La dinamica dell'incidente è apparsa subito drammatica: il mezzo agricolo si è capovolto in un terreno della frazione di Massarosa, schiacciando l'anziano agricoltore. I soccorsi, giunti immediatamente con le unità del 118 e i Vigili del Fuoco, hanno tentato a lungo manovre di rianimazione, ma per il centenario non c’è stato nulla da fare.

Elio Checchi

Elio Checchi non era solo un instancabile lavoratore, ma una figura di riferimento per l’intera provincia.
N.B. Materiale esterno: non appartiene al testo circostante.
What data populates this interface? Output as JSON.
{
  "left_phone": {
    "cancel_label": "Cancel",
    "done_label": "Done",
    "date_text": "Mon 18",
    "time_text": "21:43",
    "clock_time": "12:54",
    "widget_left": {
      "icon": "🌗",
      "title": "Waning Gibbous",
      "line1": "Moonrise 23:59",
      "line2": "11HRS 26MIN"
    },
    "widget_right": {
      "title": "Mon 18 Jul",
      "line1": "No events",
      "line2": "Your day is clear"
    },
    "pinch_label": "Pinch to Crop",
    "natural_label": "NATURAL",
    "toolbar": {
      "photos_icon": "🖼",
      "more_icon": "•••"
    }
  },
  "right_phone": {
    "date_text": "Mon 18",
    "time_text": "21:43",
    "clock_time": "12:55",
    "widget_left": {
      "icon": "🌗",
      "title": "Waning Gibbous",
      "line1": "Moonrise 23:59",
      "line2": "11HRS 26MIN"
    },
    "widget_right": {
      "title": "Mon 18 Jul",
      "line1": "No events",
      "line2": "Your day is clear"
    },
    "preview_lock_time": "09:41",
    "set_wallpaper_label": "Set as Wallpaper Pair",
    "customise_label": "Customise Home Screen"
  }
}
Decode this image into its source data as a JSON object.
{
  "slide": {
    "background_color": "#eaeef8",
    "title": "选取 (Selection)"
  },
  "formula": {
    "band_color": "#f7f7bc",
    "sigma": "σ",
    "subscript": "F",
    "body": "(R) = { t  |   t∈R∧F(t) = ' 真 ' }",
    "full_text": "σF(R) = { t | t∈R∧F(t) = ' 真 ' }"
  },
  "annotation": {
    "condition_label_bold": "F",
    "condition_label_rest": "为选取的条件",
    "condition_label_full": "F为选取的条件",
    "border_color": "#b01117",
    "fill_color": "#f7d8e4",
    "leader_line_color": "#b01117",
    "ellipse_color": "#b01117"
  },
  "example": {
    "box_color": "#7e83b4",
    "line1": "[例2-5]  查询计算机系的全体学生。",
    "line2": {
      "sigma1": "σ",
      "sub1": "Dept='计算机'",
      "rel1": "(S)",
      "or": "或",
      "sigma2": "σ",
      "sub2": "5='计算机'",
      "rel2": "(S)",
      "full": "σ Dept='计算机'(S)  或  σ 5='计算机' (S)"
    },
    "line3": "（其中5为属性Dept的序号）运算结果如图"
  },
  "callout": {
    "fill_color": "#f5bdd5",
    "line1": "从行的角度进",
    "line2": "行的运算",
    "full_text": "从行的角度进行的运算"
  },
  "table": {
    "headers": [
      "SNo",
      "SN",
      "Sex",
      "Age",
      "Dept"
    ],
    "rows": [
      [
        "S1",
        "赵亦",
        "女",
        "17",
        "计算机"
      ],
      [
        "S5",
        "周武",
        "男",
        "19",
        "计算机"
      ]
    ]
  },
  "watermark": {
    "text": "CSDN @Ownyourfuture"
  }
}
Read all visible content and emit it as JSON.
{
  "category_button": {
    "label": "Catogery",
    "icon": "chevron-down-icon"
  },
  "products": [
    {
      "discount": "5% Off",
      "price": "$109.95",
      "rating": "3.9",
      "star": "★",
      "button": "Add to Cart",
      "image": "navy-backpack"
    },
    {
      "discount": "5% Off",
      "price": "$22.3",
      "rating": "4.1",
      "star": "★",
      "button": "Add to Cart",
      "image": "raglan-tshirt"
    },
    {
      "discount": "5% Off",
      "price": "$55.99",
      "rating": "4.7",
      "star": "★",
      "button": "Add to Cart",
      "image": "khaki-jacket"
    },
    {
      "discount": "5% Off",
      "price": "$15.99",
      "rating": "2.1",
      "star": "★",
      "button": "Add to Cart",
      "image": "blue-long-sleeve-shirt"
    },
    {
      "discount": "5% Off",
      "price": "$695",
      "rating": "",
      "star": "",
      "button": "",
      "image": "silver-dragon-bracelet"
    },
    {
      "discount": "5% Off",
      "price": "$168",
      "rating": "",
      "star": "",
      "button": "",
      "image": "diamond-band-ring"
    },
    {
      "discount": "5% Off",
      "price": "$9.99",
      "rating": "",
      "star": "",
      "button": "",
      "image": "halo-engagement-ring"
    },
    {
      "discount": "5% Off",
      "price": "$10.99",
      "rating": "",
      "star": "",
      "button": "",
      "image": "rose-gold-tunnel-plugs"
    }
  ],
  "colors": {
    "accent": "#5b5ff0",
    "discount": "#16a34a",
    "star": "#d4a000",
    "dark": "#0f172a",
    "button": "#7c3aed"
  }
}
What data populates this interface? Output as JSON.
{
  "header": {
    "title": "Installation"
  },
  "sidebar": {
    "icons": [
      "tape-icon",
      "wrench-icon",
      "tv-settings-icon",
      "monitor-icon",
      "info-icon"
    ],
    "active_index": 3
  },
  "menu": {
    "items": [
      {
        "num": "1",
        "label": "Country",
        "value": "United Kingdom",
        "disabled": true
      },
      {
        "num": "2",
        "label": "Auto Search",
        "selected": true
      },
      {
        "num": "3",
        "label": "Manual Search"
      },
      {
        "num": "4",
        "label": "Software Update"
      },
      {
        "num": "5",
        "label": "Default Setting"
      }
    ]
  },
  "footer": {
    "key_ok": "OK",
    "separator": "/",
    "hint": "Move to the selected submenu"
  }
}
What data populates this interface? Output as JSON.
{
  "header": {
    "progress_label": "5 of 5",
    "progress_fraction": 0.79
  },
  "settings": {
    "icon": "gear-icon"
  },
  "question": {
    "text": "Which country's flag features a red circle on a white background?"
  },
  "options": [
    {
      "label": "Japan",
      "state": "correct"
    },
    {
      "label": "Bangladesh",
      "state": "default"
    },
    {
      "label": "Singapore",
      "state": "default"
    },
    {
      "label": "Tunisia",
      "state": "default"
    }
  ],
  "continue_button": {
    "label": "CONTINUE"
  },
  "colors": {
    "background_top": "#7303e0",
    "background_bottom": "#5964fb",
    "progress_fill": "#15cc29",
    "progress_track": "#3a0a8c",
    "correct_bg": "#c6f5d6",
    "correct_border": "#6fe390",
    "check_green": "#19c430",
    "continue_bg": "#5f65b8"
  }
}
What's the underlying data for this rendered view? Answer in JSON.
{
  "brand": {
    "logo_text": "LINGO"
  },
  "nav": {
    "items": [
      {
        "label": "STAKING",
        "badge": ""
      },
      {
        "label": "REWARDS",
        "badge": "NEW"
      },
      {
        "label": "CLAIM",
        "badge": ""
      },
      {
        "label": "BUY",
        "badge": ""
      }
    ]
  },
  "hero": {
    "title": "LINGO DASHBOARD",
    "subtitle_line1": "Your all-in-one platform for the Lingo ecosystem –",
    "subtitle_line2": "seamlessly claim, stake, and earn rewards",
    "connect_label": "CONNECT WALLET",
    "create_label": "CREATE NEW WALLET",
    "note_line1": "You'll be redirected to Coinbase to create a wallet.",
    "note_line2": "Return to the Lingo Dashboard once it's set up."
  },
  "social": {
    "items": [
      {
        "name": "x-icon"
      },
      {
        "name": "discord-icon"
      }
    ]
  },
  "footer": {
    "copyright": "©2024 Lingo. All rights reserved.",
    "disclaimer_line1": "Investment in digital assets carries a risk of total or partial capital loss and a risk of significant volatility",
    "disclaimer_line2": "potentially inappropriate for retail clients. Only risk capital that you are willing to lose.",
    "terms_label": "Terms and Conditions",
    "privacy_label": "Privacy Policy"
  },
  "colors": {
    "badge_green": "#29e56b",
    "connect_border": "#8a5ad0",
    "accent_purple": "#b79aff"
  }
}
Durante la Seconda Guerra Mondiale era stato un partigiano del Gruppo Dallara (1ª Divisione Julia), combattendo con coraggio sull'Appennino tosco-emiliano nella zona di Borgo Val di Taro.

La notizia ha destato profonda commozione, arrivando fino ai vertici dell'amministrazione comunale. La sindaca di Massarosa, Simona Barsotti, ha voluto rendere omaggio alla sua memoria con un messaggio ufficiale: "Addio al partigiano Elio Checchi. Contadino legato alla sua terra e alla sua famiglia, figura di riferimento per la nostra comunità e per l'ANPI. È venuto a mancare per un tragico incidente, lasciando un vuoto immenso in tutti noi".

Con la scomparsa di Checchi, il territorio perde un testimone diretto della lotta di Liberazione e un esempio di dedizione al lavoro che era diventato leggenda locale. I funerali vedranno probabilmente la partecipazione delle associazioni partigiane e di numerosi cittadini pronti a dare l'ultimo saluto a un uomo che ha attraversato un secolo di storia italiana.